QNT 561 SuperFun Toys Case Study Analysis
Purpose of Assignment
The purpose of this assignment is for students to learn how to make managerial decisions using a case study on Normal Distribution. It provides students an opportunity to perform sensitivity analysis and make a decision while providing their own rationale. This assignment also shows students that statistics is rarely used by itself. It shows tight integration of statistics with product management.
Resources: Microsoft Excel®, SuperFun Toys Case Study, SuperFun Toys Case Study Data Set
Review the SuperFun Toys Case Study:
SuperFun Toys, Inc., sells a variety of new and innovative children’s toys. Management learned the pre-holiday season is the best time to introduce a new toy because many families use this time to look for new ideas for December holiday gifts. When SuperFun discovers a new toy with good market potential, it chooses an October market entry date. To get toys in its stores by October, SuperFun places one-time orders with its manufacturers in June or July of each year.
Demand for children’s toys can be highly volatile. If a new toy catches on, a sense of shortage in the marketplace often increases the demand to high levels and large profits can be realized. However, new toys can also flop, leaving SuperFun stuck with high levels of inventory that must be sold at reduced prices. The most important question the company faces is deciding how many units of a new toy should be purchased to meet anticipated sales demand. If too few are purchased, sales will be lost; if too many are purchased, profits will be reduced because of low prices realized in clearance sales.
This is where SuperFun feels that you, as an MBA student, can bring value.
For the coming season, SuperFun plans to introduce a new product called Weather Teddy. This variation of a talking teddy bear is made by a company in Taiwan. When a child presses Teddy’s hand, the bear begins to talk. A built-in barometer selects one of five responses predicting the weather conditions. The responses range from “It looks to be a very nice day! Have fun” to “I think it may rain today. Don’t forget your umbrella.” Tests with the product show even though it is not a perfect weather predictor, its predictions are surprisingly good.
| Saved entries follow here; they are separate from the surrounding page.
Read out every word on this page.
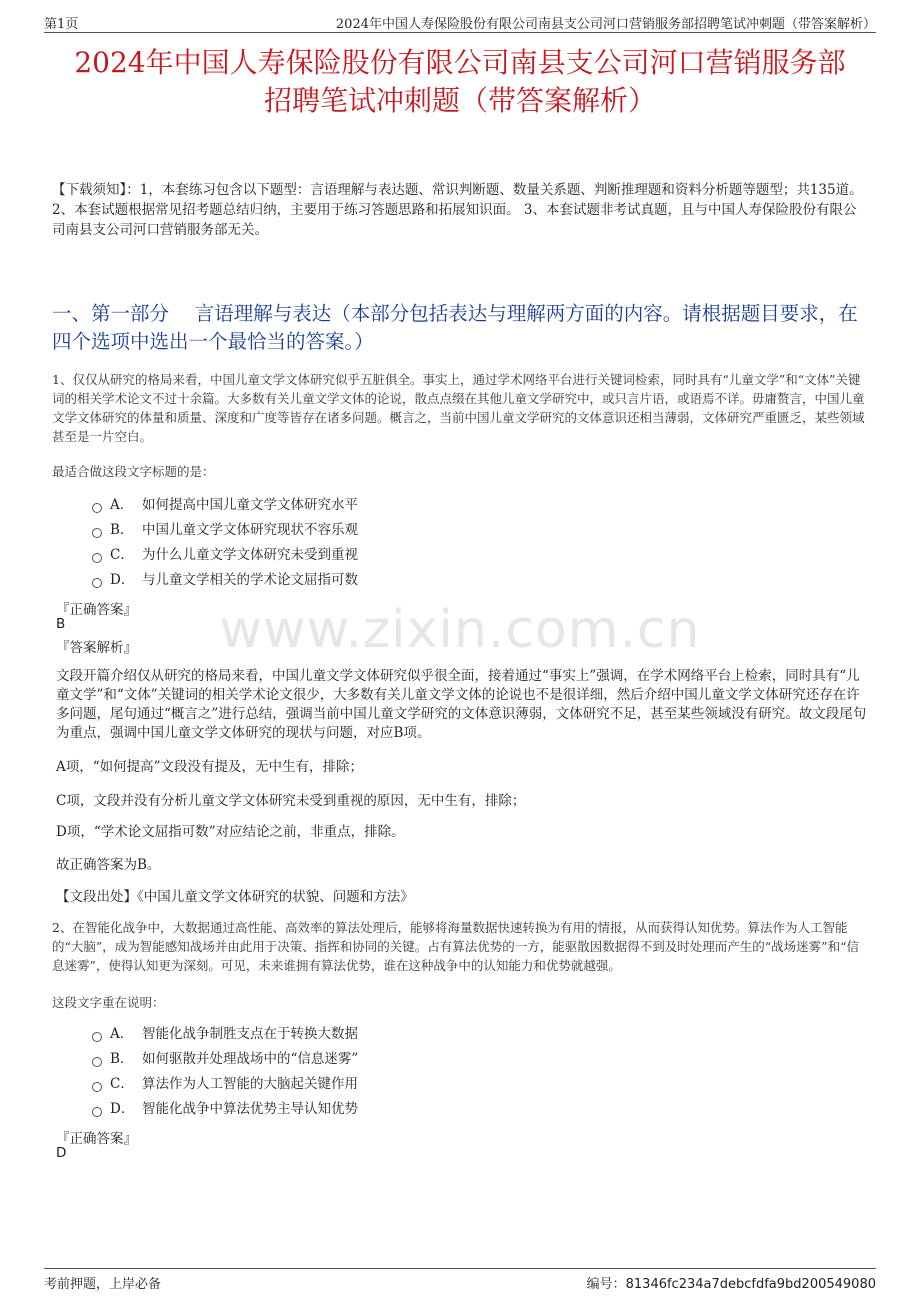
第1页	2024年中国人寿保险股份有限公司南县支公司河口营销服务部招聘笔试冲刺题（带答案解析）
2024年中国人寿保险股份有限公司南县支公司河口营销服务部
招聘笔试冲刺题（带答案解析）
【下载须知】：1，本套练习包含以下题型：言语理解与表达题、常识判断题、数量关系题、判断推理题和资料分析题等题型；共135道。 2、本套试题根据常见招考题总结归纳，主要用于练习答题思路和拓展知识面。 3、本套试题非考试真题，且与中国人寿保险股份有限公司南县支公司河口营销服务部无关。
一、第一部分　 言语理解与表达（本部分包括表达与理解两方面的内容。请根据题目要求，在四个选项中选出一个最恰当的答案。）
www.zixin.com.cn
1、仅仅从研究的格局来看，中国儿童文学文体研究似乎五脏俱全。事实上，通过学术网络平台进行关键词检索，同时具有“儿童文学”和“文体”关键词的相关学术论文不过十余篇。大多数有关儿童文学文体的论说，散点点缀在其他儿童文学研究中，或只言片语，或语焉不详。毋庸赘言，中国儿童文学文体研究的体量和质量、深度和广度等皆存在诸多问题。概言之，当前中国儿童文学研究的文体意识还相当薄弱，文体研究严重匮乏，某些领域甚至是一片空白。
最适合做这段文字标题的是：
A． 如何提高中国儿童文学文体研究水平
B． 中国儿童文学文体研究现状不容乐观
C． 为什么儿童文学文体研究未受到重视
D． 与儿童文学相关的学术论文屈指可数
『正确答案』
B
『答案解析』
文段开篇介绍仅从研究的格局来看，中国儿童文学文体研究似乎很全面，接着通过“事实上”强调，在学术网络平台上检索，同时具有“儿童文学”和“文体”关键词的相关学术论文很少，大多数有关儿童文学文体的论说也不是很详细，然后介绍中国儿童文学文体研究还存在许多问题，尾句通过“概言之”进行总结，强调当前中国儿童文学研究的文体意识薄弱，文体研究不足，甚至某些领域没有研究。故文段尾句为重点，强调中国儿童文学文体研究的现状与问题，对应B项。
A项，“如何提高”文段没有提及，无中生有，排除；
C项，文段并没有分析儿童文学文体研究未受到重视的原因，无中生有，排除；
D项，“学术论文屈指可数”对应结论之前，非重点，排除。
故正确答案为B。
【文段出处】《中国儿童文学文体研究的状貌、问题和方法》
2、在智能化战争中，大数据通过高性能、高效率的算法处理后，能够将海量数据快速转换为有用的情报，从而获得认知优势。算法作为人工智能的“大脑”，成为智能感知战场并由此用于决策、指挥和协同的关键。占有算法优势的一方，能驱散因数据得不到及时处理而产生的“战场迷雾”和“信息迷雾”，使得认知更为深刻。可见，未来谁拥有算法优势，谁在这种战争中的认知能力和优势就越强。
这段文字重在说明：
A． 智能化战争制胜支点在于转换大数据
B． 如何驱散并处理战场中的“信息迷雾”
C． 算法作为人工智能的大脑起关键作用
D． 智能化战争中算法优势主导认知优势
『正确答案』
D
考前押题，上岸必备	编号：81346fc234a7debcfdfa9bd200549080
Several of SuperFun’s managers claimed Teddy gave predictions of the weather that were as good as many local television weather forecasters.
As with other products, SuperFun faces the decision of how many Weather Teddy units to order for the coming holiday season. Members of the management team suggested order quantities of 15,000, 18,000, 24,000, or 28,000 units. The wide range of order quantities suggested indicates considerable disagreement concerning the market potential.
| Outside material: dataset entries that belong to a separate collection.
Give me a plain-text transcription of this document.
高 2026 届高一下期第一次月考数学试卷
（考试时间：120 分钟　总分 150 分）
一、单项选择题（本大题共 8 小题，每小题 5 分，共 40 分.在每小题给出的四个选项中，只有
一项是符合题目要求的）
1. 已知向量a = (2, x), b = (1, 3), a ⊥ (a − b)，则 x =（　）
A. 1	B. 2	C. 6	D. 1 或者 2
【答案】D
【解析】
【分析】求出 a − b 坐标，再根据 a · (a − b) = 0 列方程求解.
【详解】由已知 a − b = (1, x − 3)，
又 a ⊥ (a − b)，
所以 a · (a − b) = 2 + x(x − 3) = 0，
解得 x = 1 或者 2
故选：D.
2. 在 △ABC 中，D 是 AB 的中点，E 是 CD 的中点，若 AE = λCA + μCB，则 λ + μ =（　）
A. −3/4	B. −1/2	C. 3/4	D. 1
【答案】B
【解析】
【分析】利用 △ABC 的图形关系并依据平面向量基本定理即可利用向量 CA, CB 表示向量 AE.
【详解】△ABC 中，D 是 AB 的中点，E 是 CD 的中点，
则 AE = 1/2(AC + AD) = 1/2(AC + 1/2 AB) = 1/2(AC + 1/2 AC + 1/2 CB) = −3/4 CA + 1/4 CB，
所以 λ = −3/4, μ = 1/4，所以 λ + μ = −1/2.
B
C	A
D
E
Having a sound background in statistics and business, you are required to perform statistical analysis and the profit projections which is typically done by the product management group. You want to provide management with an analysis of the stock-out probabilities for various order quantities, an estimate of the profit potential, and to help make an order quantity recommendation.
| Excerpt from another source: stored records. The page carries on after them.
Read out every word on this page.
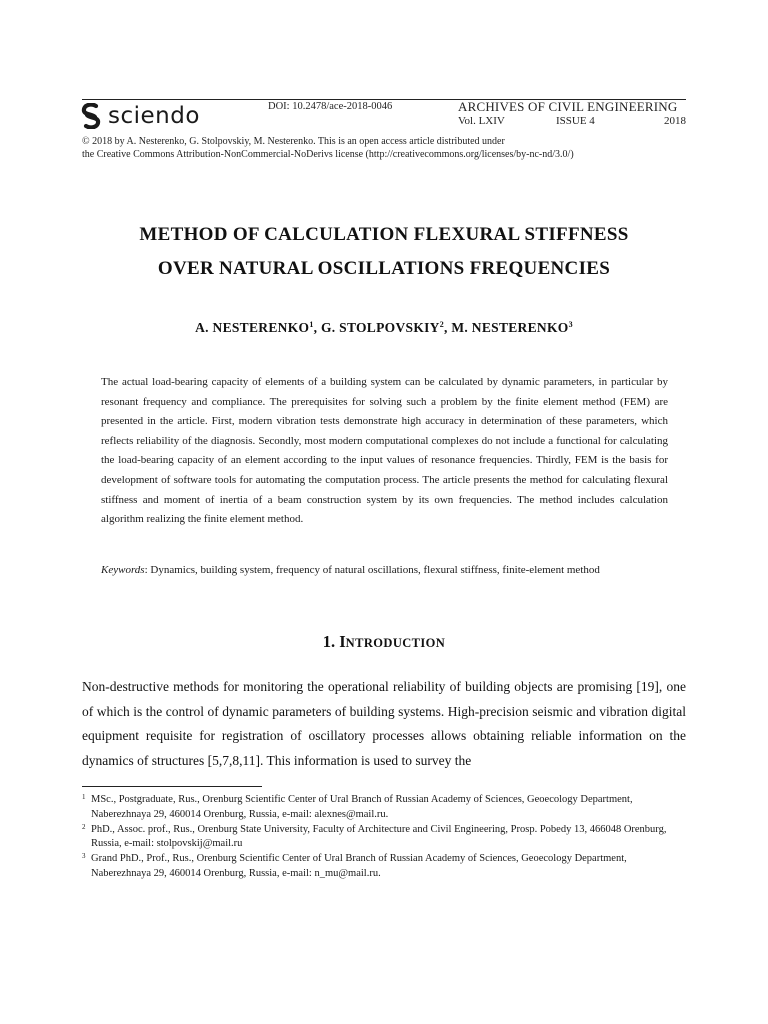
sciendo	DOI: 10.2478/ace-2018-0046	ARCHIVES OF CIVIL ENGINEERING
Vol. LXIV	ISSUE 4	2018
© 2018 by A. Nesterenko, G. Stolpovskiy, M. Nesterenko. This is an open access article distributed under
the Creative Commons Attribution-NonCommercial-NoDerivs license (http://creativecommons.org/licenses/by-nc-nd/3.0/)
METHOD OF CALCULATION FLEXURAL STIFFNESS
OVER NATURAL OSCILLATIONS FREQUENCIES
A. NESTERENKO$^1$, G. STOLPOVSKIY$^2$, M. NESTERENKO$^3$
The actual load-bearing capacity of elements of a building system can be calculated by dynamic parameters, in particular by resonant frequency and compliance. The prerequisites for solving such a problem by the finite element method (FEM) are presented in the article. First, modern vibration tests demonstrate high accuracy in determination of these parameters, which reflects reliability of the diagnosis. Secondly, most modern computational complexes do not include a functional for calculating the load-bearing capacity of an element according to the input values of resonance frequencies. Thirdly, FEM is the basis for development of software tools for automating the computation process. The article presents the method for calculating flexural stiffness and moment of inertia of a beam construction system by its own frequencies. The method includes calculation algorithm realizing the finite element method.
Keywords: Dynamics, building system, frequency of natural oscillations, flexural stiffness, finite-element method
1. INTRODUCTION
Non-destructive methods for monitoring the operational reliability of building objects are promising [19], one of which is the control of dynamic parameters of building systems. High-precision seismic and vibration digital equipment requisite for registration of oscillatory processes allows obtaining reliable information on the dynamics of structures [5,7,8,11]. This information is used to survey the
1 MSc., Postgraduate, Rus., Orenburg Scientific Center of Ural Branch of Russian Academy of Sciences, Geoecology Department, Naberezhnaya 29, 460014 Orenburg, Russia, e-mail: alexnes@mail.ru.
2 PhD., Assoc. prof., Rus., Orenburg State University, Faculty of Architecture and Civil Engineering, Prosp. Pobedy 13, 466048 Orenburg, Russia, e-mail: stolpovskij@mail.ru
3 Grand PhD., Prof., Rus., Orenburg Scientific Center of Ural Branch of Russian Academy of Sciences, Geoecology Department, Naberezhnaya 29, 460014 Orenburg, Russia, e-mail: n_mu@mail.ru.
SuperFun expects to sell Weather Teddy for $24 based on a cost of $16 per unit. If inventory remains after the holiday season, SuperFun will sell all surplus inventories for $5 per unit. After reviewing the sales history of similar products, SuperFun’s senior sales forecaster predicted an expected demand of 20,000 units with a 95% probability that demand would be between 10,000 units and 30,000 units.
Develop a 1,100-word case study analysis including the following:
•Use the sales forecaster’s prediction to describe a normal probability distribution that can be used to approximate the demand distribution.
•Sketch the distribution and show its mean and standard deviation.
•Compute the probability of a stock-out for the order quantities suggested by members of the management team (i.e. 15,000; 18,000; 24,000; 28,000).
•Compute the projected profit for the order quantities suggested by the management team under three scenarios: pessimistic in which sales are 10,000 units, most likely case in which sales are 20,000 units, and optimistic in which sales are 30,000 units.
•One of SuperFun’s managers felt the profit potential was so great the order quantity should have a 70% chance of meeting demand and only a 30% chance of any stock- outs. What quantity would be ordered under this policy, and what is the projected profit under the three sales scenarios?